By Breana Whitfield, Virginia State University Mass Communications Intern
Saving and investing money may be used interchangeably, but they’re different by definition and impact. While saving is the act of putting money aside in a safe zone to be pulled as needed, investing opens a window of opportunity to make more money than you begin with and generate wealth.
The first step to financial success is to develop a habit of saving, but saving money requires a tremendous amount of discipline. To start a habit of saving, set aside a percentage of money from your paycheck or other sources of revenue to deposit straight to an account every month. And then, don’t touch it! The money you put aside will grow overtime; saving even a small portion of your salary can contribute to the nest egg that’ll help you reach financial goals.
“One of the best ways to start building savings is the ‘out of sight, out of mind’ mantra,” says Shanté Nicole, Financial Educator and Credit Coach. “Consider opening an online savings account through a bank that’s not easily accessible.”
Knowing the basics of personal finance is important to your financial confidence and security. It is important when monitoring your finances to know the flow of your money, or “budget”, to help make smart choices between what you need now and what can wait. Having control of your finances helps to take control of your future.
Financial advisors like Shanté Nicole recommend having around three months’ salary in your savings account, which can be used for various needs and occasions. Outside of it being a necessity—you never know when you’ll need to dip into an emergency fund—saving shows that you make responsible decisions for your future. Consider your “why” when it comes to saving. Maybe you need an emergency safety net for life’s unexpected moments.
There are a variety of ways to begin saving money. The best way is to automate it so that you don’t have to take the extra step of transferring money manually into your savings account.
“Automate a specific amount of money bi-weekly or monthly into that account, advises Shanté. “It’s best to start with a $1000 emergency fund.”

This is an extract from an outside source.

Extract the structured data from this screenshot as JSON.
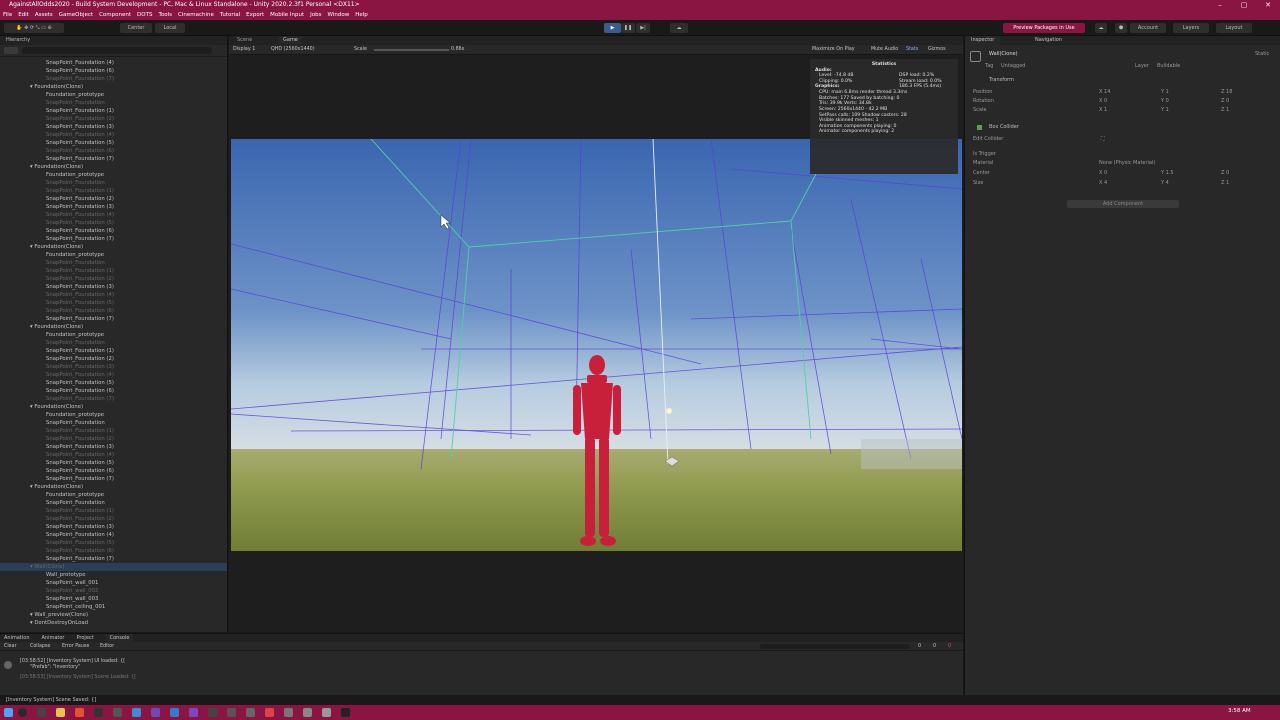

While most are familiar with the ways to saving money, many are not sure where to start when it comes to investing. Investing helps your money grow faster than the rate of inflation. The most popular modes of investing are through purchasing stocks, bonds, or real estate. Savings bonds are backed by the credit of the government and are considered the safest investments available, and the interest made on bonds can be paid out gradually over time.
Once you’ve saved enough money to reach your goal, consider investing in products that are almost as accessible as having cash. One commonly known savings investment is a certificate of deposit, or CD, which allows you access to your money with a low risk of loss. Long-term savings are investments in stocks, which are small pieces of ownership in a business. Stocks fluctuate depending on the market and the specific company’s future expectations.
Another viable investment option is mutual funds, which are put into “baskets of stock” by a fund manager. This is for the risk-averse; you run a lower risk of losing money, and you don’t have to be as well-versed about the specific companies in which you’re investing.
It may seem intimidating, but saving and investing in your future is possible. Consider your personal goals, and then decide which option is most fitting for you. Sit with an investment banker or financial assistant at your local bank or credit union, and get on the journey to doubling your buck and securing your financial future.